"Ариадна Андреевна Васильева. Возвращение в эмиграцию, Книга 2 " - читать интересную книгу автора


Вскоре настали дни переезда на новую квартиру.

Когда-то это был красивый четырехэтажный дом. Теперь - руина. Лишь
первый и второй этажи были отстроены заново, а дальше торчал в небо
изуродованный бомбежкой фасад, зияли провалы окон.

Наталья Александровна вошла в квартиру и ахнула. Все стены в обеих
комнатах от пола до потолка были покрыты белым пушистым налетом. Как ей
показалось, плесенью. Но Борис Федорович развеял ее ошибочное утверждение.

- Какая же это плесень? - провел он пальцем по стене, - иней самый
обыкновенный.

Квартира оказалась, как пояснили Улановым, коммунальной. Длинный
коридор, по две смежные комнаты справа и слева. За ними кухня. Общая. И еще
одна комната в торец коридора.

Прибежали знакомиться соседи, столяр Лука Семенович и взрослая дочка
его Женя. Лука Семенович сутуловатый, щуплый, с пышными усами под пористым и
подозрительно красным носом, как это бывает у людей, склонных к выпивке, и
бойкими выцветшими глазами. Женя круглолицая, голубоглазая, с огромной,
почти до колен, русой косой.

Лука Семенович сказал, что у них на стенах такое же было, и посоветовал
скорей затопить печку. Девушка Женя, махнула косой, полетела на третий этаж
за дровами. Там подобрала все ненужные строителям щепки и вихрем примчалась
обратно.

Присев на корточки, и приговаривая что-то о неискоренимой любви к
запаху дыма, Борис Федорович совал промерзшие щепки в черную холодную пасть
печки. Печка, пузатая, кособокая, стояла прямо посреди комнаты. Наталья
Александровна в жизни ничего подобного не видела. Борису Федоровичу все
время хотелось назвать ее просто по имени, Наташа, но он не смел. Суетился,
хлопал по карманам в поисках клочка бумаги, говорил, говорил, не умолкая.

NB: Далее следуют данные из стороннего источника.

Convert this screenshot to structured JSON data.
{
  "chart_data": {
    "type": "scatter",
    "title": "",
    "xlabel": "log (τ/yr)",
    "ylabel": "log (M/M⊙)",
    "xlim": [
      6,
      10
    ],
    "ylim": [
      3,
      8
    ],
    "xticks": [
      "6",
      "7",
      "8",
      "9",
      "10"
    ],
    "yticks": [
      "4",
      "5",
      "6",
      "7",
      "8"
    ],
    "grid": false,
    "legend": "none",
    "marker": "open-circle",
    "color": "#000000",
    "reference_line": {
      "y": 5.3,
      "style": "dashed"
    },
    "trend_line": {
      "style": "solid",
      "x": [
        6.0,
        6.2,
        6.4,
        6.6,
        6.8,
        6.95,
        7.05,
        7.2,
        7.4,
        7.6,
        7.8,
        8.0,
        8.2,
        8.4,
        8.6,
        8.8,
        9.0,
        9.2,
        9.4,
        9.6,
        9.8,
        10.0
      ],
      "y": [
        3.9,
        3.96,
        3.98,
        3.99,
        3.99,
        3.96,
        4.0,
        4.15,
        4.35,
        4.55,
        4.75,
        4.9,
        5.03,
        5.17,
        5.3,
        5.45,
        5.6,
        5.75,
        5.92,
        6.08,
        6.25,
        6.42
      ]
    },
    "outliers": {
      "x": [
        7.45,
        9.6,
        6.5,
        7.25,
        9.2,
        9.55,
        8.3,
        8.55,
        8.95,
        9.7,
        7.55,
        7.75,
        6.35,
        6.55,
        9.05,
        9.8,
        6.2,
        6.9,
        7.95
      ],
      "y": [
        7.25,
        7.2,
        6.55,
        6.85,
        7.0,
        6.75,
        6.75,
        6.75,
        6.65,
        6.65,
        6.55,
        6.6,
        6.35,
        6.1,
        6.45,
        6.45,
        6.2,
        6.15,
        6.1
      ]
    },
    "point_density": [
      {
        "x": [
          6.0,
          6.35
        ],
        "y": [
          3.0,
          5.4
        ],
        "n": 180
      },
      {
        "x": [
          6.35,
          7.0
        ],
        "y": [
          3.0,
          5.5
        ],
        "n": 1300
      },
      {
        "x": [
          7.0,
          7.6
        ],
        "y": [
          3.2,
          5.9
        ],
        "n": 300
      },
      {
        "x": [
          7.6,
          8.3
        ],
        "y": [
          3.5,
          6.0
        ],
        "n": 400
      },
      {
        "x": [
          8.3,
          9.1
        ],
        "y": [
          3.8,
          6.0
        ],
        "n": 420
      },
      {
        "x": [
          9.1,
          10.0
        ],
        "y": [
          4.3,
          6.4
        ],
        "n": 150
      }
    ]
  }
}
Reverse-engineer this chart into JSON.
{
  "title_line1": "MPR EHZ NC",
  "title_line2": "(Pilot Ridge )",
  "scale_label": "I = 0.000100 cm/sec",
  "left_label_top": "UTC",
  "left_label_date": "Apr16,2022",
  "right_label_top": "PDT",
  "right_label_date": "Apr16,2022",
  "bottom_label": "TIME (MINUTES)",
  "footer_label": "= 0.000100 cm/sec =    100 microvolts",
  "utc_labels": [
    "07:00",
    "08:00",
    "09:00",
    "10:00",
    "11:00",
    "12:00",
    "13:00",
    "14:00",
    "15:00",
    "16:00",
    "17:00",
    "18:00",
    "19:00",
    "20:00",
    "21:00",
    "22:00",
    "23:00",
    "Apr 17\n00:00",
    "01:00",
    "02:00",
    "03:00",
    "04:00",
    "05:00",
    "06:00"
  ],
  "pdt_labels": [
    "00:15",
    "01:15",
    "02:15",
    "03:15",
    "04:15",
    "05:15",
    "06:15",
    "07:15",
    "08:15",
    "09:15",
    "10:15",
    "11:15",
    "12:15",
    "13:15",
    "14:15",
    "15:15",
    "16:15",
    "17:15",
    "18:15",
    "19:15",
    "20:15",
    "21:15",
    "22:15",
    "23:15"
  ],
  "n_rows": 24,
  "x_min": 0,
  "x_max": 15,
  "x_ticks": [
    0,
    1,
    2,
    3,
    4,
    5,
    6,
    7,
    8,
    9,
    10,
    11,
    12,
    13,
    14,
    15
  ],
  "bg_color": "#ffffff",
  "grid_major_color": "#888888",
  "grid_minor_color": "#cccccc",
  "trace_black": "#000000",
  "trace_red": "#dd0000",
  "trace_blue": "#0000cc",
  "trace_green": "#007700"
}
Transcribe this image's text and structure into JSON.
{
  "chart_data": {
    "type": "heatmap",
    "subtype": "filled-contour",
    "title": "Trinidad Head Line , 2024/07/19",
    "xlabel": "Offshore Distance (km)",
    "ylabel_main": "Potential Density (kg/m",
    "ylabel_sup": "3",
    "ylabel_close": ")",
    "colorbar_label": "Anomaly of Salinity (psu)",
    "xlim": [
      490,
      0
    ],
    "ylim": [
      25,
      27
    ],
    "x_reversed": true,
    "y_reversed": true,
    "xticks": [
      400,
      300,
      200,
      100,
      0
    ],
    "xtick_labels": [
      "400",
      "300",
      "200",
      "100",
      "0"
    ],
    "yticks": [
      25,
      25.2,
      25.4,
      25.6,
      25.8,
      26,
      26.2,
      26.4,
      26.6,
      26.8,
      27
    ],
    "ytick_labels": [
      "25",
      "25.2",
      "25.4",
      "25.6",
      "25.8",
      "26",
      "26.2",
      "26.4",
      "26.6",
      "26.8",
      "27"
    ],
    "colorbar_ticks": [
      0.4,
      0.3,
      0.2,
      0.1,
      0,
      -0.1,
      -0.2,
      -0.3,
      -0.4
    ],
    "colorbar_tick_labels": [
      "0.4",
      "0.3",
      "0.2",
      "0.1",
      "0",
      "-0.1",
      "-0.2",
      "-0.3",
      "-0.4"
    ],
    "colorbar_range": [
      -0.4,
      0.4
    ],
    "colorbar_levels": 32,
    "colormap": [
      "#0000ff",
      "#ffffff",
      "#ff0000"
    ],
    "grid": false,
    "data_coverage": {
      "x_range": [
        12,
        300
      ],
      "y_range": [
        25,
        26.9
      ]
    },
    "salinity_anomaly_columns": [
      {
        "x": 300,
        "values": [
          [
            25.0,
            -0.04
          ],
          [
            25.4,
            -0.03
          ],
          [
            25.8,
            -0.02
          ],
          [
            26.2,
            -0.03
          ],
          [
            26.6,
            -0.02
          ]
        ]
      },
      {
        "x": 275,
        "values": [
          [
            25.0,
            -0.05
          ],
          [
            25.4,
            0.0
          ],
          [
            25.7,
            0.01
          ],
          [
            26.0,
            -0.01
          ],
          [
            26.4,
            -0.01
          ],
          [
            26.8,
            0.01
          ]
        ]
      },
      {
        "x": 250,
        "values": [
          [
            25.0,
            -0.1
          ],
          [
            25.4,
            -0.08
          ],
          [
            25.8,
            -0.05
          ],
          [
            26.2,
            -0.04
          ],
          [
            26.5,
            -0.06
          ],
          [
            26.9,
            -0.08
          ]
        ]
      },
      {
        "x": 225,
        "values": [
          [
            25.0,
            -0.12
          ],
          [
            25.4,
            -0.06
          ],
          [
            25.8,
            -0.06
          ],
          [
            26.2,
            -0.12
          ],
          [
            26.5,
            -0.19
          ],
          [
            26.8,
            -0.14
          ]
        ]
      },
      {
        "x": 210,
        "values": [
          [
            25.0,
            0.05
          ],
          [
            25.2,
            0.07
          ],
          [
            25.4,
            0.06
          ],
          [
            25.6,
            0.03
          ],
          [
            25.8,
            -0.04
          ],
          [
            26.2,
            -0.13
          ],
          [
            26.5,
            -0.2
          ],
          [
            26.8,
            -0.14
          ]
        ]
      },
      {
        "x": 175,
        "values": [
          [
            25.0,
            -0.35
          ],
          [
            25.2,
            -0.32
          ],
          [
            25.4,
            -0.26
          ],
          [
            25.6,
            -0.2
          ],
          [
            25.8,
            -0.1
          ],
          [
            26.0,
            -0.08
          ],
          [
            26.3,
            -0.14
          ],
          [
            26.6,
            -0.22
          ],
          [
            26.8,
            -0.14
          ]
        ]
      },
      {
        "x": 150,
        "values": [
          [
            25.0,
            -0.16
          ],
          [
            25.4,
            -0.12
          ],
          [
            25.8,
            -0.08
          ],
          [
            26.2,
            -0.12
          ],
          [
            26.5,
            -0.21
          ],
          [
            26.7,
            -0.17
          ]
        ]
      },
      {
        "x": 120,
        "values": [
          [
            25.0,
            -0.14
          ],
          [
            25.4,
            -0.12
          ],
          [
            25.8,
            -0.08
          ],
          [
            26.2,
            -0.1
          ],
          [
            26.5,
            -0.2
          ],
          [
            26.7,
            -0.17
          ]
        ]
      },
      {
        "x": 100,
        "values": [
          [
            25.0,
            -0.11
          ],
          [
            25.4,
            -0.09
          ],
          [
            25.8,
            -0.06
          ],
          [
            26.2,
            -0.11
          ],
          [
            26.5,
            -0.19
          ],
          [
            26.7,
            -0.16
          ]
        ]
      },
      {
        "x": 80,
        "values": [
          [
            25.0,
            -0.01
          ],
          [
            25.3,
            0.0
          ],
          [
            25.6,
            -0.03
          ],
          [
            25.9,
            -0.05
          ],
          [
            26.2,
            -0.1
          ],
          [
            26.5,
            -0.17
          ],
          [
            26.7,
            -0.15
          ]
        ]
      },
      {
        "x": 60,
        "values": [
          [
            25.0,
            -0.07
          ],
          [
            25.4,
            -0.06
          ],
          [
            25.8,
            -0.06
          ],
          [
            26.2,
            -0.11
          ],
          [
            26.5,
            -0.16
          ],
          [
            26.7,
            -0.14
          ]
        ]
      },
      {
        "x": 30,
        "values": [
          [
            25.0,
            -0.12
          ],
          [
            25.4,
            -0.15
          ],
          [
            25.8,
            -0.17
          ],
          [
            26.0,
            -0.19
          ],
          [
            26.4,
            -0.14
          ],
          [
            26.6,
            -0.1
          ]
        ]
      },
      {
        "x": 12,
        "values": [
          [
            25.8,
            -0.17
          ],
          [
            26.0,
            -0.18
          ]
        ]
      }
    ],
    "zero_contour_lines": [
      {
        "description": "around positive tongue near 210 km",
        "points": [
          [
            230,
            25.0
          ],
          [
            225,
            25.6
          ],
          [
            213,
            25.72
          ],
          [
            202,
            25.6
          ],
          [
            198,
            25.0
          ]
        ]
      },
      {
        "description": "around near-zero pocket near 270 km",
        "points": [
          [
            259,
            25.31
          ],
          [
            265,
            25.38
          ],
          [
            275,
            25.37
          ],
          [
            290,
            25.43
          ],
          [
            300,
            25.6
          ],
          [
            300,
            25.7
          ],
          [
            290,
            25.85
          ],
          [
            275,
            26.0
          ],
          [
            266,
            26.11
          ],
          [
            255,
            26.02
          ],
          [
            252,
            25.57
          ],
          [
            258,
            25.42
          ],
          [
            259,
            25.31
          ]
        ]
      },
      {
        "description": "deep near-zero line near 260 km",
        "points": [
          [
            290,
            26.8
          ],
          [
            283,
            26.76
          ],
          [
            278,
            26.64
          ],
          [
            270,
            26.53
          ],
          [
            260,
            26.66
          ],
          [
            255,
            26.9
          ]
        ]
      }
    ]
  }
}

- Я дымок почему люблю, я же цыган, - и заглядывал смеющимися глазами в
недоверчивые глаза Наташи, - не верите? Честное слово. Цыган. В таборе
родился... ну, милая, гори!

Дым повалил сразу и наружу, смрадный, рыжий. И густой до изумления.

- Дрова сырые, - бормотал бывший цыган, щурился, совал в печь
принесенную Лукой Семеновичем кочергу, ворошил тлеющие остатки бумаги, снова
поджигал и снова безрезультатно.

Пришлось открыть окна настежь. Сергей Николаевич скашивал в иронической
улыбке рот, щурил глаз, острил:

- Ты же любишь, Борис Федорович, когда дымок.